Usually one of the first steps to baking cookies, is to combine sugars and butter in a stand mixer. Out of habit, I noticed myself switching my stand mixer to high and watching the mixture become light and fluffy. But after reading through a cookbook dedicated to cookies, it points out that technique isn’t ideal for cookies. After all, we’re baking cookies not cakes. So keep your mixer on low-medium speed for a few minutes to make sure mix is thoroughly combined.
- Don’t skip the chill.
It seems I’m always short on time these days. However, chilling the dough, is not a step you should cut corners on. At minimum I chill dough for an hour, but ideally overnight. Not only does this heighten the flavor of the cookie, but also the texture. Next time you bake, try this and see if you notice a difference.
- Cookie scoops are more than handy.
Several years ago, I picked up this cookie scoop at HEB. I originally used it to make sausage balls for a party, but then realized I needed to start using this ASAP for cookies. The one I had bought was a 1 Tablespoon scoop. Small for cookie baking but handy nonetheless. Then sometime later, I bought a 1 1/2 Tablespoon scoop from Pampered Chef, but here is another I like that you can find on Amazon. Finally, last year, I purchased one slightly larger for the days when you don’t want to be stuck baking too long and/or you really want a cookie that fits big in your hand!
- Use parchment paper or silicone mats.
Because I’m hardheaded, I refused to use either for the longest time. My thinking was, baking directly on pans has worked for my granny and aunts so why not me. And true, without does work for them, but my skills aren’t as seasoned as them. I’ve noticed that my cookies seem to bake more evenly and look uniform.
But let’s be real, I like to use parchment because it drastically cuts down on cleanup. Once I’m done with baking, I either simply throw away the parchment or run water and a wash cloth over the mats.
These aren’t all of the tips or tricks when it comes to baking or the kitchen for that matter, but hey I’ve got to hold some back for future posts, right?!?

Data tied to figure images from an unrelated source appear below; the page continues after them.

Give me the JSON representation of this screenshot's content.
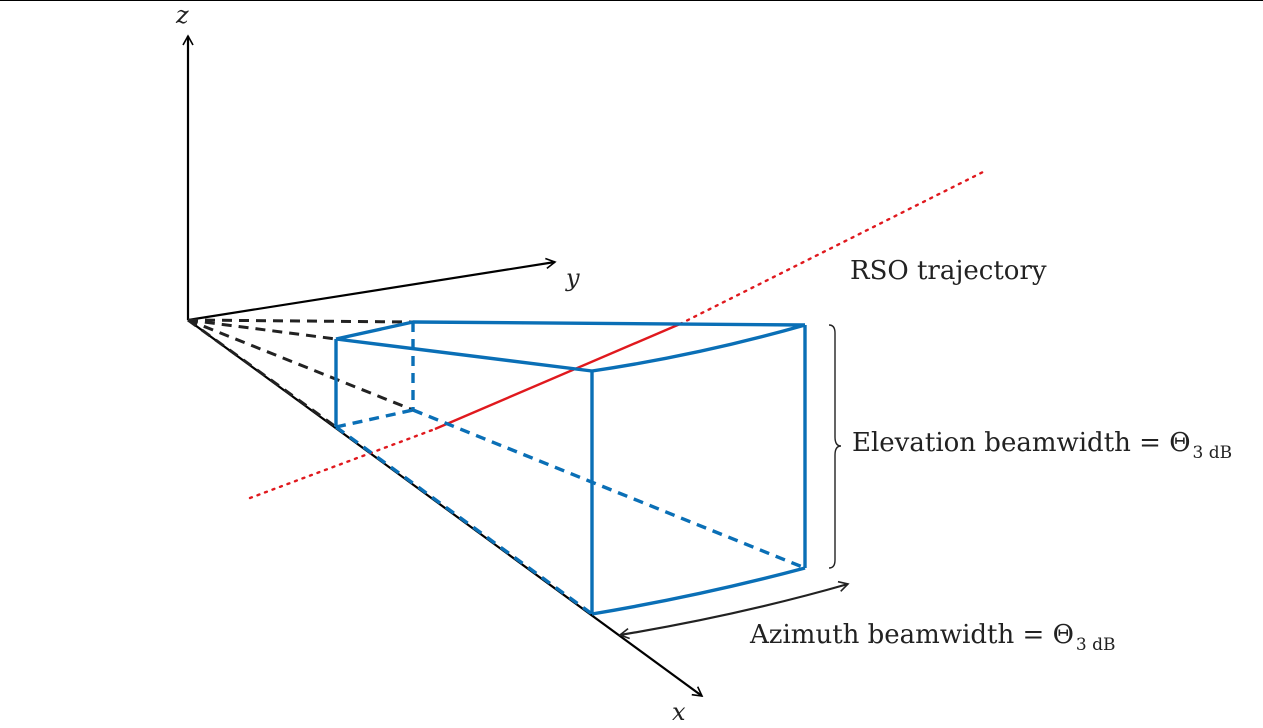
{
  "axes": {
    "x": "x",
    "y": "y",
    "z": "z"
  },
  "labels": {
    "trajectory": "RSO trajectory",
    "elevation_prefix": "Elevation beamwidth = ",
    "azimuth_prefix": "Azimuth beamwidth = ",
    "theta_symbol": "Θ",
    "theta_subscript": "3 dB"
  },
  "colors": {
    "beam": "#0a6fb6",
    "trajectory": "#e0191e",
    "axis": "#000000",
    "dashed_rays": "#222222"
  }
}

Speaking of baking cookies, have you had a chance to check out the recent recipe I posted for Snickerdoodle Cookies?
What are your favorite kinds of cookies to make? I have a new cookbook called Dorie’s Cookies by Dorie Greenspan, I have been loving so far. Two recipes made and both are definitely Elliott- and coworker-approved.
Lately I have come into some quite good luck when it comes to cookbooks. I’ll be sharing with you in the next month or so my absolute favorite at the moment. But a little more testing needs to be done before I get that to you. Do you have a cookbook to recommend to me?